Wednesday, April 24, 2024

Fifteen Years? How?

My dad died this week in 2009. Which somehow seems like it was yesterday, and yet also like it was a hundred years ago. As I have felt ever since, according to some of my blog posts since then.

  • A Year Later, if you can believe it
  • It seems impossible--feels impossible--that it can have been two years since my dad died, but so the calendar tells me. Isn't time the strangest thing?
  • It's an impossible amount of time both ways, since it somehow feels like he just died, and that he's been gone forever.
  • Ten Years. Ten Years?

I have a photo of him on the wall above my desk, and sometimes I will look up at it, inviting him to join me in rolling my eyes over some work thing, or reminding him that he hasn't pulled off a big lottery win for us yet. Any time, Dad!



9 comments:

  1. He has a friendly face and a great smile. My dad died March 22, 2021. I can't believe it's been three years, yet I echo your sentiment. It seems like yesterday and yet forever ago. There's been so much I've wanted to share with him: good books, political talks, the grandsons, hugs, etc. He was one of my best friends.

    ReplyDelete
  2. I understand. My own father died about 24 years ago, and I feel like that cannot possibly be true.
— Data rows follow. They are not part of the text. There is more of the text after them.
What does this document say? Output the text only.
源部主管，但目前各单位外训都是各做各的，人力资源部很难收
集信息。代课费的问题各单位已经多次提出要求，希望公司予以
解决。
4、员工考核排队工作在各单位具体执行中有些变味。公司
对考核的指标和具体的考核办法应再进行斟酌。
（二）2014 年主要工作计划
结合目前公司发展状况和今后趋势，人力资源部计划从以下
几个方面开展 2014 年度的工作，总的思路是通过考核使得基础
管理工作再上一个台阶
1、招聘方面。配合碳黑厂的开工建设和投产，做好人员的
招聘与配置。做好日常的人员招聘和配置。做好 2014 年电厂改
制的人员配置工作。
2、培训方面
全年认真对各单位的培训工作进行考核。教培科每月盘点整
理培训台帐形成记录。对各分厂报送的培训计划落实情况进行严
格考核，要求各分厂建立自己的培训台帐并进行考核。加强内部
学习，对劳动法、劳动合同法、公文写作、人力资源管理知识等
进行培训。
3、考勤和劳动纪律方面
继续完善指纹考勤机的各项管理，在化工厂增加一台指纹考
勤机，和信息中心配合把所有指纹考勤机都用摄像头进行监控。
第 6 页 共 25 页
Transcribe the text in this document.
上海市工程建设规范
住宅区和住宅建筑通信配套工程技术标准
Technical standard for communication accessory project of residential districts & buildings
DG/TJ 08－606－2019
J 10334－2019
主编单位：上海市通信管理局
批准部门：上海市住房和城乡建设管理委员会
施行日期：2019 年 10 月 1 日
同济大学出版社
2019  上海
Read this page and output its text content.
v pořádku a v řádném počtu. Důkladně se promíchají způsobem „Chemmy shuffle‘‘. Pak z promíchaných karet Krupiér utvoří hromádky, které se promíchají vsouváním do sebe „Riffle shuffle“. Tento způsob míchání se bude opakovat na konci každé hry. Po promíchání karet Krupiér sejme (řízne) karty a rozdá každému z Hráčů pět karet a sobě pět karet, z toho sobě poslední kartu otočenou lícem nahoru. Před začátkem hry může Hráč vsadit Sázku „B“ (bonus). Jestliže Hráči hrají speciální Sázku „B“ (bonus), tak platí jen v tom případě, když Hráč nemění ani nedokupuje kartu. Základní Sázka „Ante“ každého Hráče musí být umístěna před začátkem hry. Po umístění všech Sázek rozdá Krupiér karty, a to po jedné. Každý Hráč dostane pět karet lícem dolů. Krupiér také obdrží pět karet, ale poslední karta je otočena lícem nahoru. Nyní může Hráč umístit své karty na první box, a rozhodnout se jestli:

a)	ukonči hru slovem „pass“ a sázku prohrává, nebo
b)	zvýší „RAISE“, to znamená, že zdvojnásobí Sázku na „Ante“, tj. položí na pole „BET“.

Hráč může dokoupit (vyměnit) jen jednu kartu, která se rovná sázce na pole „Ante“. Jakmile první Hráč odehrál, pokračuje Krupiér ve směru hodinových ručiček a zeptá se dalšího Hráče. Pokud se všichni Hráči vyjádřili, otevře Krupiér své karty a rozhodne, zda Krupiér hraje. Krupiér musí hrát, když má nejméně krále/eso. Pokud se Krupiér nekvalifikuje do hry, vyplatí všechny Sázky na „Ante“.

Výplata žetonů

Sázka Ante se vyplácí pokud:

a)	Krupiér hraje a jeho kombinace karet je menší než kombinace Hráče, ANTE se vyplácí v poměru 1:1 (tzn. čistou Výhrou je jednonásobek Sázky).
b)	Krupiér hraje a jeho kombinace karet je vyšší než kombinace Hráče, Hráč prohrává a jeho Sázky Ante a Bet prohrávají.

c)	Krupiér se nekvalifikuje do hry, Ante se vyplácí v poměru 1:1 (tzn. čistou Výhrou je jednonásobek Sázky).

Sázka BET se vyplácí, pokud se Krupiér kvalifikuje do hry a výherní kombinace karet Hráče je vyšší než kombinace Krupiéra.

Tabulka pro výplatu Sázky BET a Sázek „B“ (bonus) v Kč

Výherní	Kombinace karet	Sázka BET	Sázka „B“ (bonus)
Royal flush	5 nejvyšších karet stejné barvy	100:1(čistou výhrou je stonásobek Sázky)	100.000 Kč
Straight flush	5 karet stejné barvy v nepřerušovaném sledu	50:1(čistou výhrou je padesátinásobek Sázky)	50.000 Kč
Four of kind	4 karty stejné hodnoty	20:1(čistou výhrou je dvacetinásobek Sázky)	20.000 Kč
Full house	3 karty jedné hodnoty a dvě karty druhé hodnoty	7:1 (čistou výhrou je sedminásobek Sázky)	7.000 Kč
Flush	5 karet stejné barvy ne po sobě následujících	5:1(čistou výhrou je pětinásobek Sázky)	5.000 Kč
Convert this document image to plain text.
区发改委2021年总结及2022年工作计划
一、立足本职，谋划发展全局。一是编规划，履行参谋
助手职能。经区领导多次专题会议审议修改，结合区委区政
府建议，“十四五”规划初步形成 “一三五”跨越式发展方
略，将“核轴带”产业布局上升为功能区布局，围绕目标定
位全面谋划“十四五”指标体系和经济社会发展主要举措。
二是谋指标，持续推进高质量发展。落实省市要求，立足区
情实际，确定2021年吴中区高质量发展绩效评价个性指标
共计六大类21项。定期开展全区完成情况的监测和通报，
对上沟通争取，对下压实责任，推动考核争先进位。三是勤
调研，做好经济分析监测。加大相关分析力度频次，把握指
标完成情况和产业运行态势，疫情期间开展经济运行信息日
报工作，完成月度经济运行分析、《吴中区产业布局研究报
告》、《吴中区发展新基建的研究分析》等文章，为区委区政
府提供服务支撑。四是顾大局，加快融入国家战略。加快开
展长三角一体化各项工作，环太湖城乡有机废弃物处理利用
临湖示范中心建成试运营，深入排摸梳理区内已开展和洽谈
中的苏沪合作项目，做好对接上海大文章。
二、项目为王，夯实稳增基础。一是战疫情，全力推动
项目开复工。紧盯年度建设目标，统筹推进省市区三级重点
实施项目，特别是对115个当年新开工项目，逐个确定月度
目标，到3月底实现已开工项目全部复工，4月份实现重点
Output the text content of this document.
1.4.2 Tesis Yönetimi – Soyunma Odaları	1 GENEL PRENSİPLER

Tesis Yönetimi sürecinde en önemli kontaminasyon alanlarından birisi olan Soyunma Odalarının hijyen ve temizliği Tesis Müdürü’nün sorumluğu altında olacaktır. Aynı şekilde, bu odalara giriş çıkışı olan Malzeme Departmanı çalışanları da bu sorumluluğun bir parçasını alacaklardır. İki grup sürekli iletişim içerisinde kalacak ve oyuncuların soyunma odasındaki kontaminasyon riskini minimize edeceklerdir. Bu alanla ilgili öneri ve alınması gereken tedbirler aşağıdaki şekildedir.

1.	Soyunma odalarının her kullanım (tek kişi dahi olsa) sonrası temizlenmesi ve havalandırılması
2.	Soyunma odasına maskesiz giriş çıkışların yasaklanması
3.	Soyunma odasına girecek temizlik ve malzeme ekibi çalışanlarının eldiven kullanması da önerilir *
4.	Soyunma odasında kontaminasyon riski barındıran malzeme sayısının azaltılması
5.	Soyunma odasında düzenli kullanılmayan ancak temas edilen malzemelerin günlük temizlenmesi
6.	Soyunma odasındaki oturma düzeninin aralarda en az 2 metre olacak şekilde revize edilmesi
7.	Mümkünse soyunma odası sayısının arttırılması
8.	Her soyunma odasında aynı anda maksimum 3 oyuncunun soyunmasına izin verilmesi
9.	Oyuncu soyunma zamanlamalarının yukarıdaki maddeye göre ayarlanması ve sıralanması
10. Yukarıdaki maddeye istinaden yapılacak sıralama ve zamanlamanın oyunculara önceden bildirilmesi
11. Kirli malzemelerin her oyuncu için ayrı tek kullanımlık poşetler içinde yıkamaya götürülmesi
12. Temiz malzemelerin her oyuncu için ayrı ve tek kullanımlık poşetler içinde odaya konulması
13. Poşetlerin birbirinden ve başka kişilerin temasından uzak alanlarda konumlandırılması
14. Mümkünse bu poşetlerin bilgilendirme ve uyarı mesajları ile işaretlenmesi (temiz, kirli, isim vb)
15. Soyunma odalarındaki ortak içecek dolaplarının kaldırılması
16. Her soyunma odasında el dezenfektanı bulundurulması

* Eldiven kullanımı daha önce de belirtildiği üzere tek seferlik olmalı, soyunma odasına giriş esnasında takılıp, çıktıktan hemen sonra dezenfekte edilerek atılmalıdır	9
    I love that you still communicate with your dad, especially humorously. And I hope he comes through for you with the cash!

    ReplyDelete
    Replies
    1. He hasn't yet! But we do credit him for every green light and miraculous parking spot--those were his specialties.

      Delete
  3. What a warm welcoming smile--I wish I could have met him. I'm glad I got to meet his daughter!

    ReplyDelete
  4. What a lovely smile, indeed. Time and grief are such a complicated web; there is no expiration date on our grief, but the concept of time passing can be such a weird sensation. It sounds like he lived well and you have very fond memories of your shared experiences <3

    ReplyDelete
    Replies
    1. So true! Like many things in life, it isn't a strictly linear process. Being human can be so messy.

      Delete
  5. Thinking of you on this milestone day. It's weird to think about milestones, isn't it? Some are good, some are bad, some are just the days we start new jobs. It's fun to hear your stories of him and I hope his memory brings you happiness.

    ReplyDelete
  6. I know what you mean. I lost both my parents in 2012 within 3 months of each other. I still can't reconcile it's been 12 years.